I do not know what to check or do next. Please assist.


----------



## octaneman (May 13, 2009)

Hi diazf0

Can you be specific when you say " no power ? " Does the engine turn over normally ? If so check for spark at the plug. If there is a spark see if it's wet , it's a clear indication that gas is entering the engine. Is the shut off fuel valve open ? (If applicable) look for fuel being restricted. Is gas filter installed properly ? Check for direction of fuel flow, the filter should have an arrow or pointer showing which side should be pointing to the engine from the gas tank. 

Post back your findings. 

Good luck !


----------



## diazf0 (May 25, 2009)

Thanks for your response Octaneman

When I turn the key nothing happens, normal first turn on the key would turn on the lights and little lcd screen showing hours ran etc.
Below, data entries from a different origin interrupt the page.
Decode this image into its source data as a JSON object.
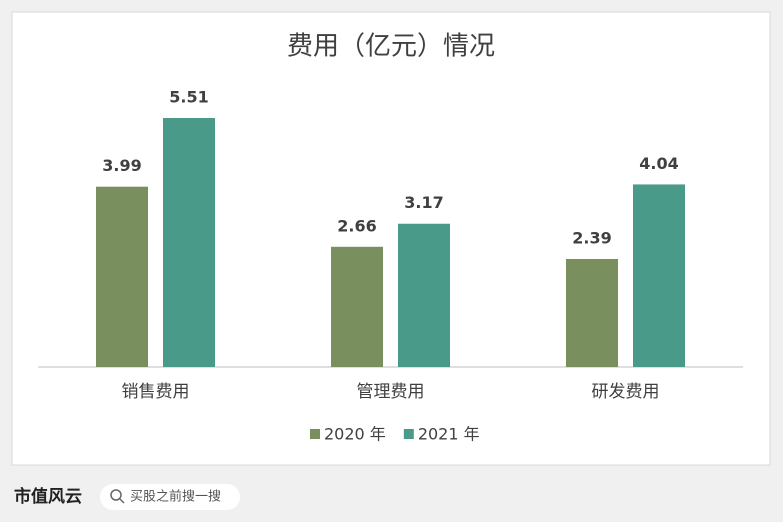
{
  "chart_data": {
    "type": "bar",
    "title": "费用（亿元）情况",
    "categories": [
      "销售费用",
      "管理费用",
      "研发费用"
    ],
    "series": [
      {
        "name": "2020 年",
        "color": "#7a8f5e",
        "values": [
          3.99,
          2.66,
          2.39
        ]
      },
      {
        "name": "2021 年",
        "color": "#4a9a8a",
        "values": [
          5.51,
          3.17,
          4.04
        ]
      }
    ],
    "legend": "bottom"
  },
  "footer": {
    "logo": "市值风云",
    "search": "买股之前搜一搜"
  }
}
Then second turn starts the engine. Currently, I turn the key 1st / 2nd turns with nothing happening - no lights, lcd, nor the engine cranking (it does not try to turn over).

It seems as the battery is dead. So, I bought a new battery and installed. Still no power. I checked and cleaned cables from battery to there end points - connections were secure and in tact (no tears or breaks).

What could cause this.

I noticed that there is a fuse on positive side of the battery connection - could the fuse have gone bad and is causing the no power , similar to a bad / dead battery.

I would appreciate any guidance / suggestions to fix it.

Thanks again and in advance.


----------



## Basementgeek (Feb 7, 2005)

Yes it could, need to check it.

You have a volt/ohm tester?

BG


----------



## octaneman (May 13, 2009)

As Basementgeek indicated, it could cause the no power/start problem. Test the fuse and replace it with the rating specified. Do not try to jump the fuse with wires or anything else for if there is a short you will do more damage than good. After replacing the fuse, and everything turns on, lights, lcd, etc.. and still the engine won't crank , if the lights dim when cranking , focus on the starter next, but first thing is first....Replace the fuse !

post back your findings. 
OM


----------